Save your Ash

We’ve all heard news stories since 2002 about Emerald Ash Borer. For many the adage “seeing is believing” applies now that numerous trees are visibly declining or dead in their neighborhood. The native tree Ash or Fraxinus was liberally planted along streets, lawn areas, golf courses, parks and commercial areas because of it’s adaptability. With tall majestic shade it lined streets and is one of the yellow leaved harbingers of fall with early fall color. The destructive uninvited non-native insect Emerald Ash Borer

Dying Ash Tree

has been busy and its dirty work is now becoming evident to all. Native Ash trees have little to no resistance to EAB and the evidence is now easy to see.
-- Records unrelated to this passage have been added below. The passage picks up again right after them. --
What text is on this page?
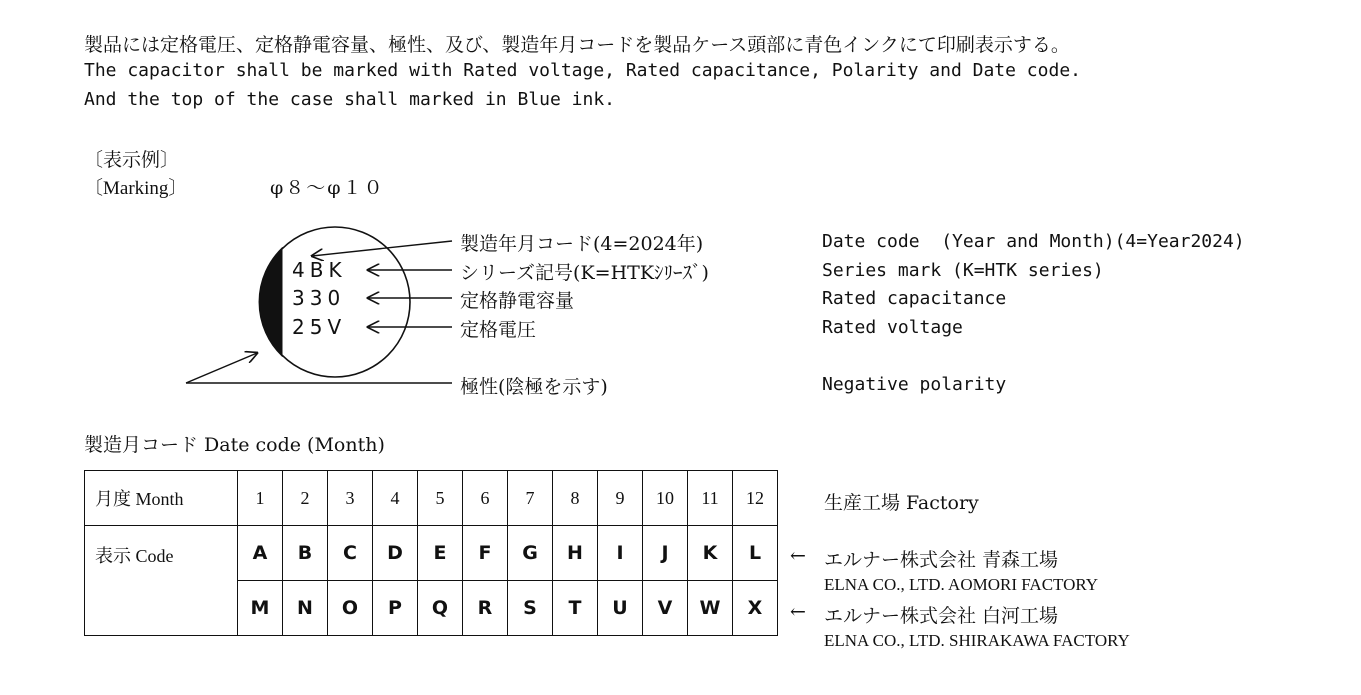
製品には定格電圧、定格静電容量、極性、及び、製造年月コードを製品ケース頭部に青色インクにて印刷表示する。
The capacitor shall be marked with Rated voltage, Rated capacitance, Polarity and Date code.
And the top of the case shall marked in Blue ink.
〔表示例〕
〔Marking〕	φ８～φ１０
4BK
330
25V
製造年月コード(4=2024年)
シリーズ記号(K=HTKｼﾘｰｽﾞ)
定格静電容量
定格電圧
極性(陰極を示す)
Date code  (Year and Month)(4=Year2024)
Series mark (K=HTK series)
Rated capacitance
Rated voltage
Negative polarity
製造月コード Date code (Month)
月度 Month	1	2	3	4	5	6	7	8	9	10	11	12
表示 Code	A	B	C	D	E	F	G	H	I	J	K	L
	M	N	O	P	Q	R	S	T	U	V	W	X
生産工場 Factory
← エルナー株式会社 青森工場
ELNA CO., LTD. AOMORI FACTORY
← エルナー株式会社 白河工場
ELNA CO., LTD. SHIRAKAWA FACTORY
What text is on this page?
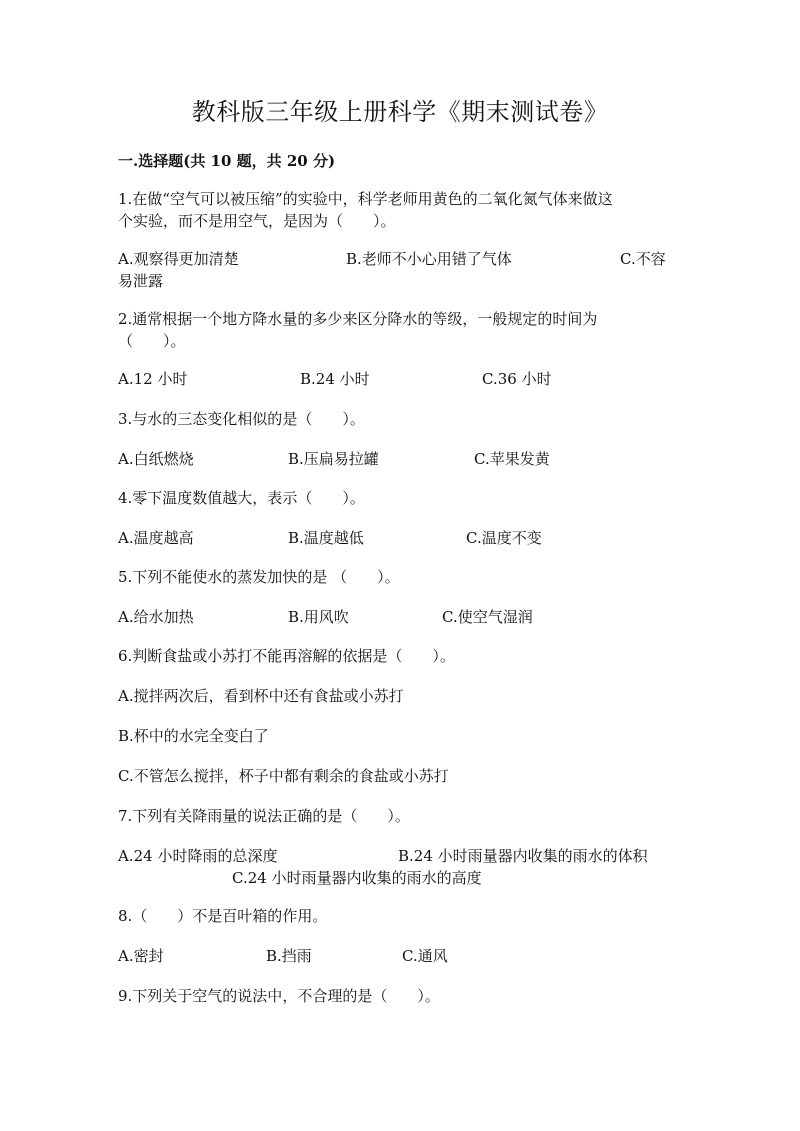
教科版三年级上册科学《期末测试卷》
一.选择题(共 10 题，共 20 分)
1.在做“空气可以被压缩”的实验中，科学老师用黄色的二氧化氮气体来做这
个实验，而不是用空气，是因为（　　）。
A.观察得更加清楚	B.老师不小心用错了气体	C.不容
易泄露
2.通常根据一个地方降水量的多少来区分降水的等级，一般规定的时间为
（　　）。
A.12 小时	B.24 小时	C.36 小时
3.与水的三态变化相似的是（　　）。
A.白纸燃烧	B.压扁易拉罐	C.苹果发黄
4.零下温度数值越大，表示（　　）。
A.温度越高	B.温度越低	C.温度不变
5.下列不能使水的蒸发加快的是 （　　）。
A.给水加热	B.用风吹	C.使空气湿润
6.判断食盐或小苏打不能再溶解的依据是（　　）。
A.搅拌两次后，看到杯中还有食盐或小苏打
B.杯中的水完全变白了
C.不管怎么搅拌，杯子中都有剩余的食盐或小苏打
7.下列有关降雨量的说法正确的是（　　）。
A.24 小时降雨的总深度	B.24 小时雨量器内收集的雨水的体积
C.24 小时雨量器内收集的雨水的高度
8.（　　）不是百叶箱的作用。
A.密封	B.挡雨	C.通风
9.下列关于空气的说法中，不合理的是（　　）。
Seeing is believing and West Michigan neighborhoods are now visibly dotted with dead and dying trees. It tends to be quite dramatic when the trees line a street in the public right of ways.

If your Ash tree is healthy you might be able to save your Ash….if you take action. Do a close visual inspection of your trees. If you see thinning or emergence holes along the trunk it’s probably too late.

EAB emergence holes along trunk

If your tree is healthy and adjoins neighboring areas with other Ash trees in commercial lots or along public right of ways as an example, your tree is susceptible to EAB. I recommend yearly soil drenches of Bonide Annual Tree and Shrub which is an Imidacloprid systemic control. You may also opt to call an arborist who will for a fee inject a systemic control in the tree. Adult beetles do some nibbling on foliage but cause little damage that way. It is the larvae or immature stage of the bug that burrows and feeds on the inner bark of Ash trees disrupting the tree’s ability to transport water and nutrients. The vascular system of the tree is destroyed and by the time you see the decline it is generally too late.

Last gasp for life

Often the trees will flush clumps of foliage in areas of the tree as a last gasp for survival but at that point you can kiss your ash goodbye.